The project's dataset encompasses campaign and office accounts for members, committees, caucuses, and party organizations (this category is vaguest: think DCCC/NRCC, floor monitors, cloakrooms, SenateGOP/SenateDems) in House or Senate or both if relevant. Things affiliated with a party are labeled with a D/R/I/etc and nonpartisan things are noted with N/A. If you want a really rough illustration of the accounts tracked in something slightly more readable than minified JSON, I created a Wiki page with a data dump here.

Anyway, there are sections for all these groups. It's unlikely that there are any new Twitter accounts for anything other than new members, but I added sections for the other types of accounts just in case.

The project tracks both campaign and office accounts, and the type of account is an important distinction because it's illegal to use a campaign account for office stuff and vice versa. Campaign accounts include accounts that the candidates personally handle (e.g. @tedcruz) and general staff accounts (e.g. @teamtedcruz).

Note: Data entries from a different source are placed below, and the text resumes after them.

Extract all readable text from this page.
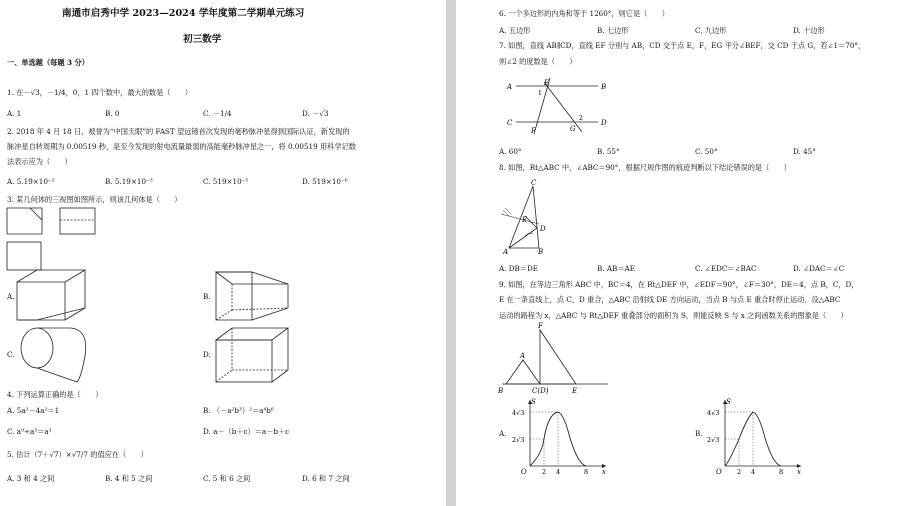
南通市启秀中学 2023—2024 学年度第二学期单元练习
初三数学
一、单选题（每题 3 分）
1. 在－√3，－1/4，0，1 四个数中，最大的数是（　　）
A. 1	B. 0	C. －1/4	D. －√3
2. 2018 年 4 月 18 日，被誉为“中国天眼”的 FAST 望远镜首次发现的毫秒脉冲星得到国际认证，新发现的
脉冲星自转周期为 0.00519 秒，是至今发现的射电流量最弱的高能毫秒脉冲星之一，将 0.00519 用科学记数
法表示应为（　　）
A. 5.19×10⁻²	B. 5.19×10⁻³	C. 519×10⁻⁵	D. 519×10⁻⁶
3. 某几何体的三视图如图所示，则该几何体是（　　）
A.	B.
C.	D.
4. 下列运算正确的是（　　）
A. 5a²－4a²＝1	B. （－a²b³）²＝a⁴b⁶
C. a⁹÷a³＝a³	D. a－（b＋c）＝a－b＋c
5. 估计（7＋√7）×√7/7 的值应在（　　）
A. 3 和 4 之间	B. 4 和 5 之间	C. 5 和 6 之间	D. 6 和 7 之间
6. 一个多边形的内角和等于 1260°，则它是（　　）
A. 五边形	B. 七边形	C. 九边形	D. 十边形
7. 如图，直线 AB∥CD，直线 EF 分别与 AB，CD 交于点 E，F，EG 平分∠BEF，交 CD 于点 G，若∠1＝70°，
则∠2 的度数是（　　）
A	E
1
B
C
F	G
2
D
A. 60°	B. 55°	C. 50°	D. 45°
8. 如图，Rt△ABC 中，∠ABC＝90°，根据尺规作图的痕迹判断以下结论错误的是（　　）
C
E
D
A	B
A. DB＝DE	B. AB＝AE	C. ∠EDC＝∠BAC	D. ∠DAC＝∠C
9. 如图，在等边三角形 ABC 中，BC＝4，在 Rt△DEF 中，∠EDF＝90°，∠F＝30°，DE＝4，点 B，C，D，
E 在一条直线上，点 C，D 重合，△ABC 沿射线 DE 方向运动，当点 B 与点 E 重合时停止运动．设△ABC
运动的路程为 x，△ABC 与 Rt△DEF 重叠部分的面积为 S，则能反映 S 与 x 之间函数关系的图象是（　　）
F
A
B	C(D)	E
A.
S
x
O
4√3
2√3
2 4	8
B.
S
x
O
4√3
2√3
2 4	8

How to Tell Office vs Campaign Accounts

Office and campaign account distinctions are often noted in the bio. But if unclear: office accounts will discuss official duties and possibly link to a .gov url, while campaign accounts have things like campaign/donation/GOTY messaging. For member-elects, office accounts will have been created likely after the election and have something like rep in the handle or rep/sen-elect in the name; other accounts are probably campaign accounts.

Adding Data

To add an member/account combo to the list, use the Markdown template below and add to the list. If there is dummy data, you can safely replace that dummy data.

### Foo Person (D-NY)
* @fooaccount (12131, campaign)

In the above code 12131 is a placeholder for the Twitter id string, which allows for tracking accounts in the event that there is a screen name change. If possible, please include this because it's something the project requires for tracking accounts. You can find an account's id string by visiting the account's page on Twitter's regular desktop site (e.g. twitter.com/twitter) using your browser's dev console and entering document.querySelector('.ProfileNav').getAttribute('data-user-id') in your browser dev console. If you can't do this, that's fine, just omit the ID number. I can always extract it later.

Don't have Github?

If you still would like to contribute, send me an send an email or DM on Twitter (@alexlitel) with data in the format above or something analogous.

Credits

If you are editing directly in the Wiki, please add your name, Github handle or however you'd like to be credited (+ a personal link if relevant) to the contributor section. Or if sending data via Twitter DM or email, let me know how you want to be credited (+ a personal link if relevant). Outside of Github Everyone who contributes will be credited in the README of the main repo when this data is folded into the main dataset.

Obvious caveat: Offensive contributor names will not receive credit and be edited out. Ditto for links.